Elvis Arsic, 35 años, chef francés que llegó desde Mont Pellier, sigue con la mirada a los bailarines. «Todo incluido, pienso gastar 1500 euros en este viaje. Llegué el 21 de abril y me voy el 12 de mayo. Me llevo ropa y zapatos de tango; voy todas las noches a una milonga diferente.»
«No puedo explicar con palabras lo que siento al bailar, pero sin dudas es único y maravilloso. Siento algo aquí», cuenta Janet Fender, 27 años, de Nueva York, mientras se aprieta el pecho.
Sacando viruta
Rubén Gómez, 32 años, economista, vio a Janet cuando ella entró en el salón. Dio unas vueltas y se tomó algo hasta que sonó la banda de la orquesta de Aníbal Troilo. Su novia cree que él está en un seminario. Según sus propias estadísticas, nadie se niega con una tanda de tangos de «El Gordo». El sabe que está por romper un código de la milonga, que impide hacer el ridículo en el ambiente: el cabeceo. Se acerca a la mesa de la rubia y, nervioso, pregunta: «Do you dance?».
Llega el abrazo tanguero; Janet cierra los ojos y se deja llevar. Valió la pena recorrer miles de kilómetros para esos tres minutos de viaje interior inexplicable.
Carlos Anaya lo acaba de observar e instantáneamente lo borra de su lista de invitados. Es un renegado de lo que pasa actualmente en la milonga. A Carlos Anaya, 35 años, no le interesan los turistas ni sus billetes. Va contra la corriente del negocio tanguero. El mira con desdén cómo la «invasión» de tangueros extranjeros no respeta los viejos códigos de la milonga, esos que aprendió de sus padres y abuelos.
En el certamen, que empezó el jueves por la tarde en la milonga El Arranque, está prohibido romper los códigos de baile. Hay que bailar en el sentido contrario a las agujas del reloj, sin perder en ningún momento el abrazo, y nada de saltos, ganchos o piruetas propias del «tango escenario». Se aceptan, a regañadientes, las barridas, sacadas al piso y enrosques. La entrada en las milongas puede ser libre y a la gorra, como en La Glorieta, de Belgrano; o puede oscilar entre los dos y los diez pesos. A los turistas se les suele cobrar unos pesos más, hasta 15.
Carlos saluda a infinidad de amigos con una sonrisa, a algunos los lleva a aparte y los invita a la milonga que él organiza los lunes, en el salón de un gremio, en algún punto de Buenos Aires no develado, donde se baila a la gorra. No quiere «infiltrados» de las más de 1200 milongas que se organizan en el exterior, según un estudio de la Secretaría de Cultura porteña.
Milonga clandestina
A su milonga se llega con invitación personal; no tiene nombre ni publicidad, folletos o volantes.
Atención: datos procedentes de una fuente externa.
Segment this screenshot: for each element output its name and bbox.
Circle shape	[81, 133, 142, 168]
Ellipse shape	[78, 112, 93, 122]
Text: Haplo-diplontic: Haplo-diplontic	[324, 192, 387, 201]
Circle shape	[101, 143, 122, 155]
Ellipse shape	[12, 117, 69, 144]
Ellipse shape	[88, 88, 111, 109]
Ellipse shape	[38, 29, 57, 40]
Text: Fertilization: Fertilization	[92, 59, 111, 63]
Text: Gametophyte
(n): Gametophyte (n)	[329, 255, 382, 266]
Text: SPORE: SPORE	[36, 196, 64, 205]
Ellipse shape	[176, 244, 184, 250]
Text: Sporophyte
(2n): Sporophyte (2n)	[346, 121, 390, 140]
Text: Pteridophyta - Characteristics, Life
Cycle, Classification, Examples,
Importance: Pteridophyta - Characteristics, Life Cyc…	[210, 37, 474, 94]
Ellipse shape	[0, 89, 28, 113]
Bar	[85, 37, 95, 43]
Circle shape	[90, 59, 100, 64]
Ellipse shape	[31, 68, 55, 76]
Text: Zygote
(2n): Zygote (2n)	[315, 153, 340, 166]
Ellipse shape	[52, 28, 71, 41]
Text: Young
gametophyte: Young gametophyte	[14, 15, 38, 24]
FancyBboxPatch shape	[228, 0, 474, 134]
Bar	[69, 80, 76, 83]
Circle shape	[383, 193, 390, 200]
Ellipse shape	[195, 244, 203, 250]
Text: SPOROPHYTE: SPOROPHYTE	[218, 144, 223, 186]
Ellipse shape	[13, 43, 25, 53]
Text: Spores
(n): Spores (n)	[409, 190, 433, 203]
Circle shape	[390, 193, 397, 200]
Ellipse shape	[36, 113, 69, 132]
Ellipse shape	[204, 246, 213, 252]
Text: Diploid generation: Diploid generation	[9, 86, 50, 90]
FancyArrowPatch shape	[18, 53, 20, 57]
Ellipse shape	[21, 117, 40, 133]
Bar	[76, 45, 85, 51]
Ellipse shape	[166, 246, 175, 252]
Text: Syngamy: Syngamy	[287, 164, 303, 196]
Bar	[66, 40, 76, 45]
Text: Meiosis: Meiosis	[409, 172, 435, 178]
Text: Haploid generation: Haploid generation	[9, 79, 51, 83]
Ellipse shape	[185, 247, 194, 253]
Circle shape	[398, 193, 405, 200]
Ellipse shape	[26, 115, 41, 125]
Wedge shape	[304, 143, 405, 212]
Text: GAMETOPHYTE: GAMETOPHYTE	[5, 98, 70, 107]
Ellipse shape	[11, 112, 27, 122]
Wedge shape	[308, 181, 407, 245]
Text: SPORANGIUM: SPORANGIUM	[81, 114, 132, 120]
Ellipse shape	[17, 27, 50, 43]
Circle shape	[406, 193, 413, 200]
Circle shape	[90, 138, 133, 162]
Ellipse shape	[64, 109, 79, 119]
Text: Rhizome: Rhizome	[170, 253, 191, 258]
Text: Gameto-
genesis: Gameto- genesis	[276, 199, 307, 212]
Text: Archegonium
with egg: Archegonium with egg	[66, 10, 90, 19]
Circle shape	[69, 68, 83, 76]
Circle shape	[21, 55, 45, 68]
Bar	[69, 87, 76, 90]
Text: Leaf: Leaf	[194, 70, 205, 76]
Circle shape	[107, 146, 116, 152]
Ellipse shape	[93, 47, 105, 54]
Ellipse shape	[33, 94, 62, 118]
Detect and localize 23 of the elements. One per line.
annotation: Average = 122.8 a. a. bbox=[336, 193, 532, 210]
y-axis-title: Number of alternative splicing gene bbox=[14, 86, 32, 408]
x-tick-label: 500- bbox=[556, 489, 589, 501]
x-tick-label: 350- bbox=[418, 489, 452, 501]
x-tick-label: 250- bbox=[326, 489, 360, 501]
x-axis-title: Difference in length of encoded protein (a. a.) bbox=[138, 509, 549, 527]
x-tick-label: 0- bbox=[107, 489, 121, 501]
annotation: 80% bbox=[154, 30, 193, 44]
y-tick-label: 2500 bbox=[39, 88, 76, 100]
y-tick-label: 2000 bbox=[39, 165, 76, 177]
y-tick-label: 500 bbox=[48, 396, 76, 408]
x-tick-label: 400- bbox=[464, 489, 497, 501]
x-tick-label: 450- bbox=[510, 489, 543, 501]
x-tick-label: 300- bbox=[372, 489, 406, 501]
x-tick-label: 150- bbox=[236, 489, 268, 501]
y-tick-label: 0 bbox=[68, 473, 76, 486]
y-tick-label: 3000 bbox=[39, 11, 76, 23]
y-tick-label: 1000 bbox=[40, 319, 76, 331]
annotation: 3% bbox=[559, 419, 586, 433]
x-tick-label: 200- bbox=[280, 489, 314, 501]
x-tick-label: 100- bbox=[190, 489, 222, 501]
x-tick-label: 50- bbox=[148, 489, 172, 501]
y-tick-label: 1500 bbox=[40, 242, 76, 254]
No integra la lista de 68 milongas de la ciudad, por la que pasan por mes más de 60.000 personas, según las estimaciones oficiales. «Todo bien con los turistas. Antes éramos siempre los mismos que rotábamos por las milongas. Se cambiaron los códigos para complacerlos, te achican la pista para poner más mesas. La idea que tienen es meter mucha gente y no les importa la calidad del bailarín. Nosotros queremos preservar eso», cuenta Anaya, junto a Patricia «La Turca» Ramírez, 44 años, su socia, que luce un cuerpo de una chica de 25.
«Escuchá», dice Anaya, y canta sobre la voz de Raúl Berón con la orquesta de Miguel Caló: » ¿Qué te importa lo que sufro?/ ¿Qué te importa lo que lloro?/ Si no puede ser aquel ayer de la ilusión,/ déjame así, llorando nuestro amor».
En otro sector del salón, se refresca con una cerveza Ramón Monges, 45 años, desocupado, un «taxi-dancer» que cobra 20 pesos la hora a aquellas turistas que quieran bailar con él: «Antes no tomaba nada, ahora me pagan el trago. Colaboro en la diversión que vinieron a buscar. Me pude comprar un buen par de zapatos para bailar (entre 110 y 200 pesos y se hacen a medida). Saben que el milonguero es el que les va a hacer conocer el código tanguero. Trato de sobrevivir como puedo. Hoy por hoy, la gente que vive del tango vive de los turistas», se sincera.